Let ABCD be a trapezoid, with AB parallel to CD.
Draw the diagonals AC and BD and let them cross at O.
Draw the line through O parallel to AB, and let it cross AD and BC
at F and G respectively.

Let a = length of AB, b = length of CD and c = length of FG.
We are asked to express c in terms of a and b.

Draw the line KL through O perpendicular to AB.

Triangle OKB is similar to triangle OLD, so OK/OL = OB/OD,
and triangle OBA is similar to triangle ODC, so OB/OD = AB/CD = a/b.
Hence OK/OL = a/b, and so OK = KL * a/(a+b) and OL = KL * b/(a+b).

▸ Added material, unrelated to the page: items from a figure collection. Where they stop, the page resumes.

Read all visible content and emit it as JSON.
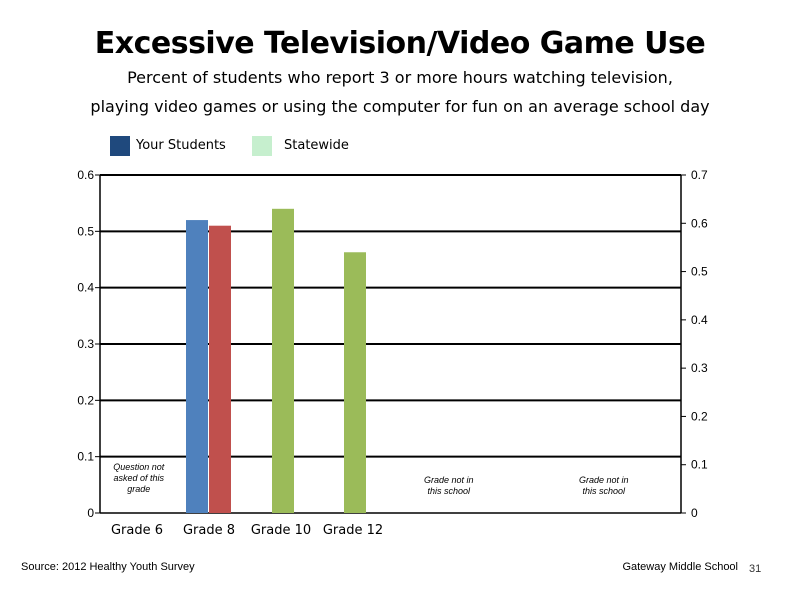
{
  "header": {
    "title": "Excessive Television/Video Game Use",
    "subtitle_line1": "Percent of students who report 3 or more hours watching television,",
    "subtitle_line2": "playing video games or using the computer for fun on an average school day"
  },
  "legend": [
    {
      "label": "Your Students",
      "color": "#1f497d"
    },
    {
      "label": "Statewide",
      "color": "#c6efce"
    }
  ],
  "colors": {
    "your_students_bar": "#4f81bd",
    "statewide_bar": "#c0504d",
    "secondary_bar": "#9bbb59"
  },
  "chart_data": {
    "type": "bar",
    "categories": [
      "Grade 6",
      "Grade 8",
      "Grade 10",
      "Grade 12"
    ],
    "series": [
      {
        "name": "Your Students",
        "axis": "left",
        "color": "#4f81bd",
        "values": [
          null,
          0.52,
          null,
          null
        ]
      },
      {
        "name": "Statewide",
        "axis": "left",
        "color": "#c0504d",
        "values": [
          null,
          0.51,
          null,
          null
        ]
      },
      {
        "axis": "right",
        "color": "#9bbb59",
        "values": [
          null,
          null,
          0.63,
          0.54
        ]
      }
    ],
    "ylim": [
      0,
      0.6
    ],
    "y_ticks": [
      "0",
      "0.1",
      "0.2",
      "0.3",
      "0.4",
      "0.5",
      "0.6"
    ],
    "y2lim": [
      0,
      0.7
    ],
    "y2_ticks": [
      "0",
      "0.1",
      "0.2",
      "0.3",
      "0.4",
      "0.5",
      "0.6",
      "0.7"
    ],
    "grid": true,
    "legend_position": "top-left",
    "annotations": [
      {
        "lines": [
          "Question not",
          "asked of this",
          "grade"
        ],
        "slot": 0
      },
      {
        "lines": [
          "Grade not in",
          "this school"
        ],
        "slot": 4
      },
      {
        "lines": [
          "Grade not in",
          "this school"
        ],
        "slot": 6
      }
    ]
  },
  "footer": {
    "source": "Source: 2012 Healthy Youth Survey",
    "school": "Gateway Middle School",
    "page_number": "31"
  }
}
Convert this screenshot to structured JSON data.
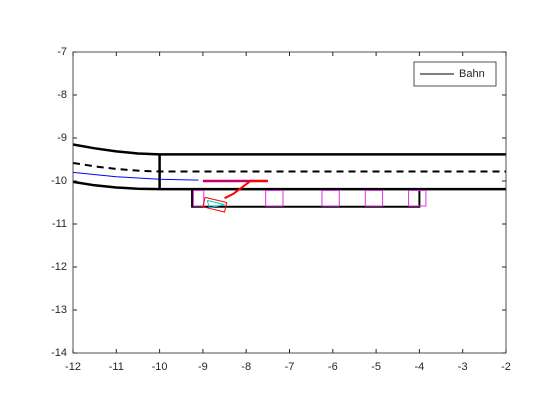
{
  "chart_data": {
    "type": "line",
    "xlim": [
      -12,
      -2
    ],
    "ylim": [
      -14,
      -7
    ],
    "xticks": [
      -12,
      -11,
      -10,
      -9,
      -8,
      -7,
      -6,
      -5,
      -4,
      -3,
      -2
    ],
    "yticks": [
      -14,
      -13,
      -12,
      -11,
      -10,
      -9,
      -8,
      -7
    ],
    "legend_location": "northeast",
    "series": [
      {
        "name": "Bahn",
        "color": "#000000",
        "width": 2.5,
        "x": [
          -12,
          -11.5,
          -11,
          -10.5,
          -10,
          -2
        ],
        "values": [
          -9.15,
          -9.24,
          -9.31,
          -9.36,
          -9.38,
          -9.38
        ]
      },
      {
        "color": "#000000",
        "width": 2,
        "dashed": true,
        "x": [
          -12,
          -11.5,
          -11,
          -10.5,
          -10,
          -2
        ],
        "values": [
          -9.58,
          -9.66,
          -9.72,
          -9.76,
          -9.78,
          -9.78
        ]
      },
      {
        "color": "#000000",
        "width": 2.5,
        "x": [
          -12,
          -11.5,
          -11,
          -10.5,
          -10,
          -2
        ],
        "values": [
          -10.02,
          -10.1,
          -10.15,
          -10.18,
          -10.19,
          -10.19
        ]
      },
      {
        "color": "#0000ff",
        "width": 1,
        "x": [
          -12,
          -11,
          -10,
          -9.1
        ],
        "values": [
          -9.8,
          -9.9,
          -9.96,
          -9.98
        ]
      },
      {
        "color": "#000000",
        "width": 2.5,
        "x": [
          -10,
          -10
        ],
        "values": [
          -9.38,
          -10.19
        ]
      },
      {
        "color": "#000000",
        "width": 2,
        "x": [
          -9.25,
          -4,
          -4,
          -9.25,
          -9.25
        ],
        "values": [
          -10.19,
          -10.19,
          -10.6,
          -10.6,
          -10.19
        ]
      },
      {
        "color": "#c8006e",
        "width": 2.5,
        "x": [
          -9,
          -7.5
        ],
        "values": [
          -10,
          -10
        ]
      },
      {
        "color": "#ff0000",
        "width": 2,
        "x": [
          -7.5,
          -7.9,
          -8.1,
          -8.3,
          -8.5
        ],
        "values": [
          -10,
          -10,
          -10.15,
          -10.3,
          -10.4
        ]
      },
      {
        "color": "#dd33dd",
        "width": 1,
        "x": [
          -9.22,
          -8.98,
          -8.98,
          -9.22,
          -9.22
        ],
        "values": [
          -10.22,
          -10.22,
          -10.58,
          -10.58,
          -10.22
        ]
      },
      {
        "color": "#dd33dd",
        "width": 1,
        "x": [
          -7.55,
          -7.15,
          -7.15,
          -7.55,
          -7.55
        ],
        "values": [
          -10.22,
          -10.22,
          -10.58,
          -10.58,
          -10.22
        ]
      },
      {
        "color": "#dd33dd",
        "width": 1,
        "x": [
          -6.25,
          -5.85,
          -5.85,
          -6.25,
          -6.25
        ],
        "values": [
          -10.22,
          -10.22,
          -10.58,
          -10.58,
          -10.22
        ]
      },
      {
        "color": "#dd33dd",
        "width": 1,
        "x": [
          -5.25,
          -4.85,
          -4.85,
          -5.25,
          -5.25
        ],
        "values": [
          -10.22,
          -10.22,
          -10.58,
          -10.58,
          -10.22
        ]
      },
      {
        "color": "#dd33dd",
        "width": 1,
        "x": [
          -4.25,
          -3.85,
          -3.85,
          -4.25,
          -4.25
        ],
        "values": [
          -10.22,
          -10.22,
          -10.58,
          -10.58,
          -10.22
        ]
      },
      {
        "color": "#ff0000",
        "width": 1,
        "x": [
          -8.95,
          -8.45,
          -8.5,
          -9.0,
          -8.95
        ],
        "values": [
          -10.38,
          -10.5,
          -10.72,
          -10.6,
          -10.38
        ]
      },
      {
        "color": "#00cccc",
        "width": 1,
        "x": [
          -8.9,
          -8.5,
          -8.85,
          -8.9
        ],
        "values": [
          -10.45,
          -10.55,
          -10.62,
          -10.45
        ]
      }
    ]
  }
}
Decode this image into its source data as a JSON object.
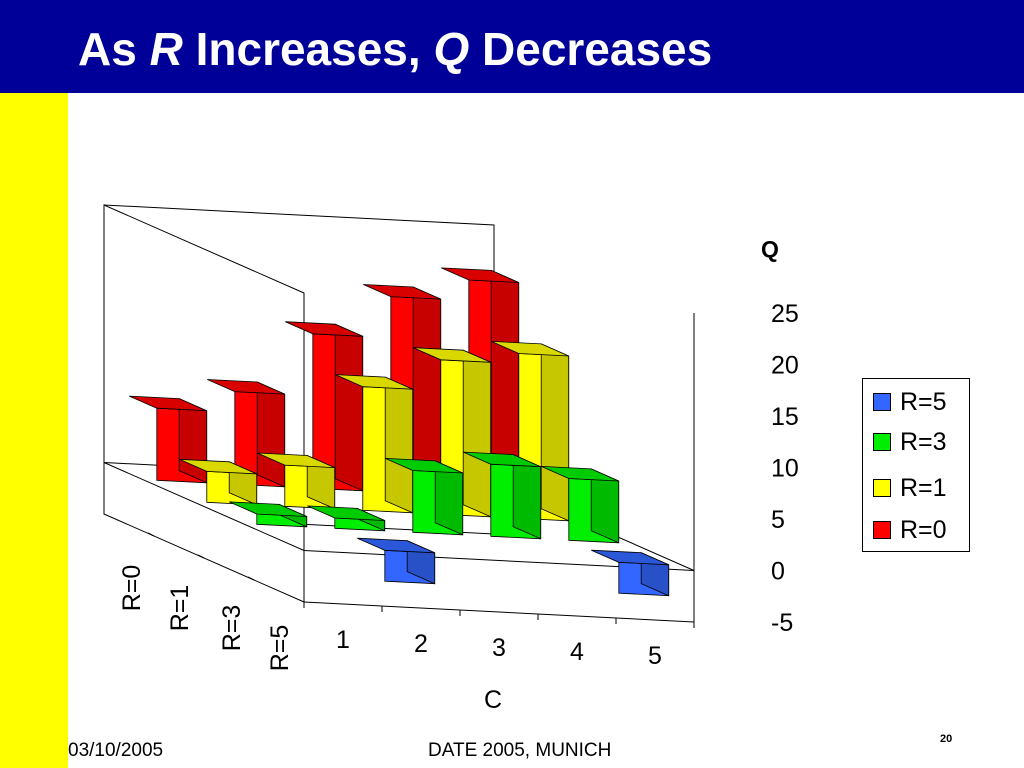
{
  "slide": {
    "title_parts": [
      "As ",
      "R",
      " Increases, ",
      "Q",
      " Decreases"
    ],
    "footer_date": "03/10/2005",
    "footer_event": "DATE 2005, MUNICH",
    "page_number": "20",
    "colors": {
      "title_bar": "#000099",
      "title_text": "#ffffff",
      "sidebar": "#ffff00"
    }
  },
  "chart_data": {
    "type": "bar",
    "subtype": "3d-column",
    "xlabel": "C",
    "zlabel": "Q",
    "categories": [
      "1",
      "2",
      "3",
      "4",
      "5"
    ],
    "depth_categories": [
      "R=0",
      "R=1",
      "R=3",
      "R=5"
    ],
    "zlim": [
      -5,
      25
    ],
    "zticks": [
      "25",
      "20",
      "15",
      "10",
      "5",
      "0",
      "-5"
    ],
    "grid": false,
    "legend_position": "right",
    "legend_entries": [
      {
        "name": "R=5",
        "color": "#3366ff"
      },
      {
        "name": "R=3",
        "color": "#00ee00"
      },
      {
        "name": "R=1",
        "color": "#ffff00"
      },
      {
        "name": "R=0",
        "color": "#ff0000"
      }
    ],
    "series": [
      {
        "name": "R=0",
        "color": "#ff0000",
        "values": [
          7,
          9,
          15,
          19,
          21
        ]
      },
      {
        "name": "R=1",
        "color": "#ffff00",
        "values": [
          3,
          4,
          12,
          15,
          16
        ]
      },
      {
        "name": "R=3",
        "color": "#00ee00",
        "values": [
          1,
          1,
          6,
          7,
          6
        ]
      },
      {
        "name": "R=5",
        "color": "#3366ff",
        "values": [
          0,
          -3,
          0,
          0,
          -3
        ]
      }
    ]
  }
}
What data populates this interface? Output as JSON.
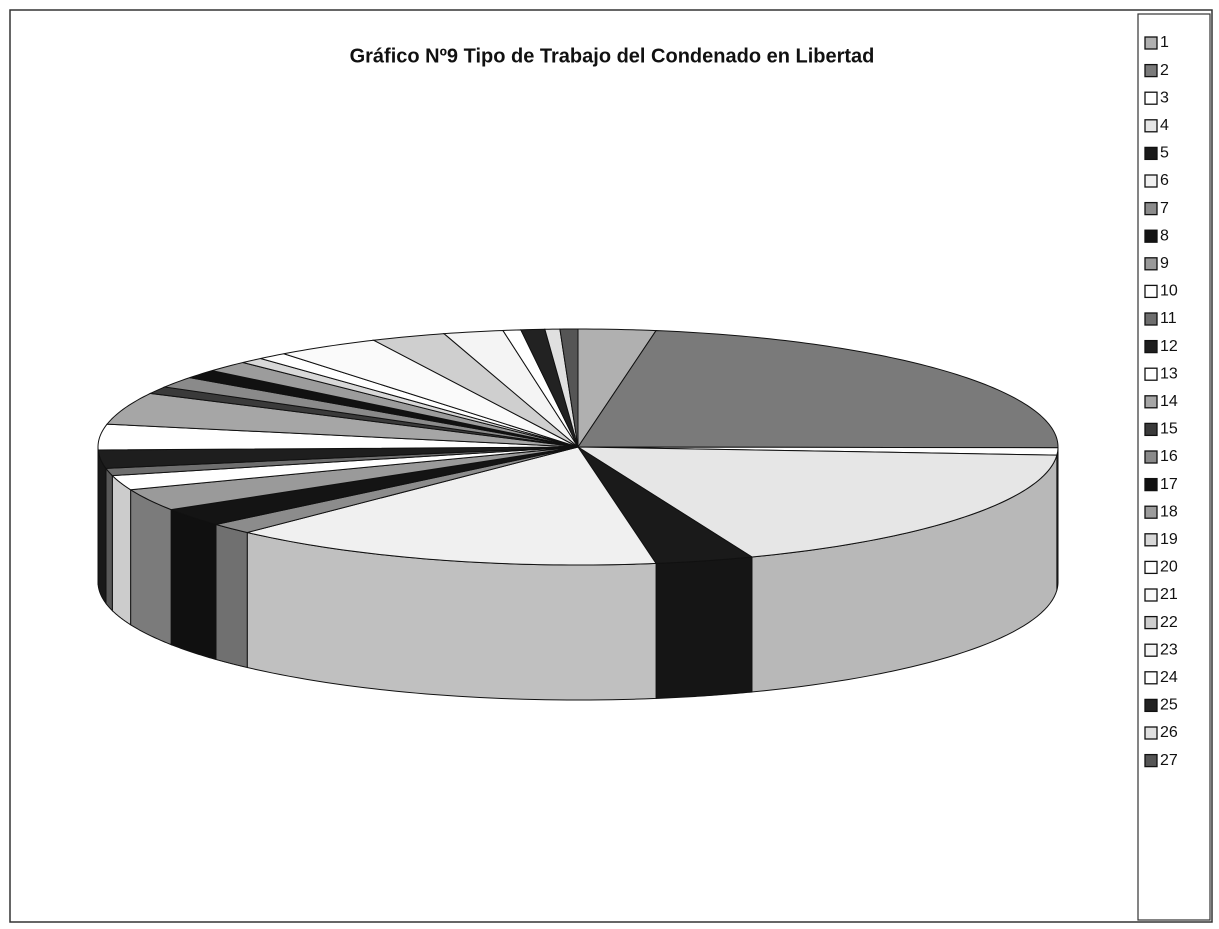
{
  "chart_data": {
    "type": "pie3d",
    "title": "Gráfico Nº9 Tipo de Trabajo del Condenado en Libertad",
    "categories": [
      "1",
      "2",
      "3",
      "4",
      "5",
      "6",
      "7",
      "8",
      "9",
      "10",
      "11",
      "12",
      "13",
      "14",
      "15",
      "16",
      "17",
      "18",
      "19",
      "20",
      "21",
      "22",
      "23",
      "24",
      "25",
      "26",
      "27"
    ],
    "values": [
      2.6,
      22.5,
      1,
      18,
      3.3,
      14.7,
      1.5,
      2.5,
      3,
      2,
      1,
      2.5,
      3.5,
      4.4,
      1,
      1.5,
      1.2,
      1.5,
      0.8,
      1,
      3.5,
      2.5,
      2,
      0.6,
      0.8,
      0.5,
      0.6
    ],
    "colors": [
      "#b0b0b0",
      "#7a7a7a",
      "#ffffff",
      "#e6e6e6",
      "#1a1a1a",
      "#f0f0f0",
      "#8c8c8c",
      "#141414",
      "#9a9a9a",
      "#ffffff",
      "#6e6e6e",
      "#1e1e1e",
      "#ffffff",
      "#a6a6a6",
      "#3a3a3a",
      "#8a8a8a",
      "#111111",
      "#9c9c9c",
      "#d8d8d8",
      "#ffffff",
      "#fafafa",
      "#cfcfcf",
      "#f4f4f4",
      "#ffffff",
      "#222222",
      "#e0e0e0",
      "#555555"
    ],
    "legend": "right"
  }
}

The area of ABCD = (a + b)*KL/2, and this must equal the area of
ABFG plus the area of FGDC.
But the area of ABFG = (a + c)*OK/2 = a(a+c)*KL/2(a+b), and the
area of FGDC = (c + b)*OL/2 = b(b+c)*KL/2(a+b).
Hence:

(a+b)/2 = a(a+c)/2(a+b) + b(b+c)/2(a+b)

a^{2} + 2ab + b^{2} = a^{2} + (a+b)c + b^{2}

c = 2ab/(a+b)

We can write this as 1/c = (1/a + 1/b)/2, showing that c is in fact
the harmonic mean of a and b!